The agreement, which was approved last Friday by the City Council and now awaits ratification by the coalition, is expected to save the city more than $500 million over the next two years by way of deferred wage adjustments and the implementation of an early retirement incentive program. As a result, the city would forgo layoffs and furloughs amongst coalition members. Layoffs, however, would only come as a last resort; meaning that the city exhausted every option with the help of the coalition.
According to Mayor Antonio Villaraigosa’s office, the city would see a savings of $200 million the first year, followed by $300 million the next year. “This agreement,” said Villaraigosa, “allows us to balance the budget without layoffs and furloughs that hurt workers and cut services at a moment when our families need them most.”
The city’s other six unions would not be included in this deal, only the coalition’s 22,000 members. According to city officials, all unions were asked to participate at the onset of negotiations but some declined.
“There will still be layoffs [of] some people,” said Councilman Bernard Parks. “But if this conceptual agreement goes forward as it’s currently intended, then members of the coalition would not be subject to layoffs or furloughs unless there’s a significant downturn in the city’s economy, some catastrophic financial event.”
The council is expected to finalize the agreement within the next six weeks following an actual study as well as the ratification from the union.
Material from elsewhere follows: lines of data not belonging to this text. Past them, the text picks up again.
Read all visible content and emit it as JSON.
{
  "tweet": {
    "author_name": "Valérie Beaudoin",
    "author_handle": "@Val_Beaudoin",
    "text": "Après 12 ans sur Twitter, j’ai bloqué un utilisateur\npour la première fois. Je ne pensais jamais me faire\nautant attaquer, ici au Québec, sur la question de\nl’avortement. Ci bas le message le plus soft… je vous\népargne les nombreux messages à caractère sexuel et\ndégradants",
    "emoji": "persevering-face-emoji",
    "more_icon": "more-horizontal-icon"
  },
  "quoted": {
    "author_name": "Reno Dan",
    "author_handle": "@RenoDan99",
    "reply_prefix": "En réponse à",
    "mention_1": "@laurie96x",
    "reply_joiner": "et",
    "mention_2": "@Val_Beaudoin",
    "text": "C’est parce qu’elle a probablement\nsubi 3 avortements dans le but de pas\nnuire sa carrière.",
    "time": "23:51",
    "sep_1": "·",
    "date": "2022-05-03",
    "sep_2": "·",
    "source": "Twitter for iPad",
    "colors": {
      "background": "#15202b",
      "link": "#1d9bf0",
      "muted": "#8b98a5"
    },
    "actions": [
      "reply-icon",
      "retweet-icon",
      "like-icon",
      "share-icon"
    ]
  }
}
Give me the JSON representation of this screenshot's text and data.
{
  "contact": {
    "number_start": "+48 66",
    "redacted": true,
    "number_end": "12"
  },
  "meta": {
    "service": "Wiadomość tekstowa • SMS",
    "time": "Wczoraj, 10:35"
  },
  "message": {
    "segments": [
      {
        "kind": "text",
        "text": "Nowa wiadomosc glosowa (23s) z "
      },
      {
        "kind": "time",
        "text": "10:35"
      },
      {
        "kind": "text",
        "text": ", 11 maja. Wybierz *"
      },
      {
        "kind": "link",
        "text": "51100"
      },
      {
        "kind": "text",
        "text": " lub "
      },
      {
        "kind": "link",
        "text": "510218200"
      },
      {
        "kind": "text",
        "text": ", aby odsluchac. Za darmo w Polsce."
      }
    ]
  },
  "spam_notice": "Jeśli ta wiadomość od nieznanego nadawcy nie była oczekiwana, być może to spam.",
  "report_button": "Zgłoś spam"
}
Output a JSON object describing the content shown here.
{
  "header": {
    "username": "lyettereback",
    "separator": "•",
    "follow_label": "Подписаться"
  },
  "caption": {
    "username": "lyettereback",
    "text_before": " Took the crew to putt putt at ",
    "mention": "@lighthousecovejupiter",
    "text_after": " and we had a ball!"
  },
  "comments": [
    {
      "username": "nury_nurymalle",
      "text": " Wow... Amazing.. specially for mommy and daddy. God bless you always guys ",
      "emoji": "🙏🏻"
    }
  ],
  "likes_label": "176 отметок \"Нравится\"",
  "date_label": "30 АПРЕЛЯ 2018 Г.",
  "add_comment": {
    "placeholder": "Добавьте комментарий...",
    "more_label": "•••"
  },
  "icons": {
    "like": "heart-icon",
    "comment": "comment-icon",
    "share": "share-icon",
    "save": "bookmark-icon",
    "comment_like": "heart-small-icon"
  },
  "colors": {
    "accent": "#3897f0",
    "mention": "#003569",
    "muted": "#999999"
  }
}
The coalitions’ bargaining teams have already voted unanimously to recommend its approval by the membership.
“We strongly recommend that they approve this tentative agreement. We believe that it’s the best way,” said coalition spokeswoman Barbara Maynard. “With this agreement we have assurances from the city that there will be no layoffs or furloughs for the workforce that we represent. So, clearly it’s in the best interest not only for the workers and their families but also for the city services that they provide.”
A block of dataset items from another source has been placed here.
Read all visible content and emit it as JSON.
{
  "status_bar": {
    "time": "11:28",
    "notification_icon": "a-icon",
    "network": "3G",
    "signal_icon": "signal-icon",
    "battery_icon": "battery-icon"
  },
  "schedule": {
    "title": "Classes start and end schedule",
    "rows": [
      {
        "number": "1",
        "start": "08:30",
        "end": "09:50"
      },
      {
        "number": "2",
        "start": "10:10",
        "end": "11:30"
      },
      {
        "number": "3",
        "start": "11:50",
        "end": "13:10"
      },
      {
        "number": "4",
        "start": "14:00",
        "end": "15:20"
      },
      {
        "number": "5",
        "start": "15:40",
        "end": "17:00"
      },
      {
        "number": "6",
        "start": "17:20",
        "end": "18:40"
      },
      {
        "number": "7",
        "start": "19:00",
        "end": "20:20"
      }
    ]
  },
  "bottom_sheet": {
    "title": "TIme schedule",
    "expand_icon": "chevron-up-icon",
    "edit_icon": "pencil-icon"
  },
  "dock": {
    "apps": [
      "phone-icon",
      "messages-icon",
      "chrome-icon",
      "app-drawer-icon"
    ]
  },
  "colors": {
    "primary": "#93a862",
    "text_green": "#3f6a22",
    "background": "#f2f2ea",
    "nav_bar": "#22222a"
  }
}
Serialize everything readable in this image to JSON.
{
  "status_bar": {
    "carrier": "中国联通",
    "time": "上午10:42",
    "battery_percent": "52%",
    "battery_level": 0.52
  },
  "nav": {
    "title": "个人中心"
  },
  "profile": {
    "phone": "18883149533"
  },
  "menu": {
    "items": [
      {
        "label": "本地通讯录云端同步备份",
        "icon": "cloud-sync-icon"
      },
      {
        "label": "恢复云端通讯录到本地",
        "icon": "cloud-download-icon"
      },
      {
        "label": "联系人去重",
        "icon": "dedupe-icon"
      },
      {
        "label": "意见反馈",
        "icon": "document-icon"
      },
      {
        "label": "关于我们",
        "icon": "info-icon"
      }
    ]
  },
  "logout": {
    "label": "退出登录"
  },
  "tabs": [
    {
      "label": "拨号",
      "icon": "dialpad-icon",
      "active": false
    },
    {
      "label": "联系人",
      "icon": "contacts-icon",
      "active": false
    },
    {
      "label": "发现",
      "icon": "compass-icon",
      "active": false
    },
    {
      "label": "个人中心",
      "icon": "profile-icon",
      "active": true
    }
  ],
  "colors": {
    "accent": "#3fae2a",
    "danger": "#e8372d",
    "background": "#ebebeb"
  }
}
Under the arrangement, “coalition members would defer all raises and cost of living adjustments for two years,” starting from 2009-10, said a statement from Mayor Villaraigosa’s office. This, said city officials, is expected to save the city $342 million in payroll over that period.
“Clearly the entire agreement is a compromise because we already had a fully negotiated contract but because of the economic crisis, city employees were facing a major paycut through furloughs as well as layoffs,” said Maynard. “Basically what city employees felt and what we heard loud and clear from members is that they were willing to share in the sacrifice in order to maintain those services...”
Despite this, coalition members would then be compensated with increased salaries every six months for three years. Every July, from 2011-13, workers would receive a 2.25 percent increase and every January, from 2012-2014, a 2.75 increase. In addition, they would receive subsequent cash bonuses amounting to 1.75 percent of their salaries in November 2011 and 2012, as well as July 2013. Also, two cash payments averaging $1,300 will be issued.
The Early Retirement Incentive Program, which is open to all city workers, will be implemented and will encourage 2,400 workers to retire. Those approached will be those already eligible to retire or those within five years of retirement. If the city reaches this goal, payroll costs will be lowered by roughly $200 million.
To cover the net cost of the program, workers will increase their contribution to the Los Angeles City Employees Retirement System by 0.75 percent. As for what will happen to workers if the city does not recruit the desired 2,400 retirees, Service Employees International Union (SEIU) Local 721 President Bob Schoonover said, “We will have to find a way to deal with that.”
“The ideal plan is to have an open window on this early retirement [program] of 45 days, starting August 1,” he said. “It will obviously take some period of time if these 2,400 people sign up to get them off the books.”
Negotiations “began 18 months ago because the outgoing [city administrative officer] realized that even without the economic downturn of last year we were facing a structural deficit that would be significant [to] $300-$350 million this year,” added Schoonover. “And then with the economic downturn, of course, it makes it worse. And the only way to really fix a significant structural deficit like that — as you look at the situation the city was in — was to reduce the workforce. … With the position of the economy at the present time, nobody was really relishing the fact sending 2,400 or 3,000 people to the unemployment line because that wouldn’t do any good for the local economy, which would again impact certain services and could also cause an increase in housing foreclosures. So, the best way to do it was through early retirement.”
Maynard agreed: “Although it was a long, hard negotiation process with the city of Los Angeles, we are very grateful that we were able to work in partnership with the city to reach this resolution,” she said. “Because without the labor management partnership services would have been destroyed in the city of Los Angeles and people would have lost their jobs and even more people could be losing their homes and families could have been destroyed. So, we feel that this is the best possible agreement that could be reached in this economic crisis.”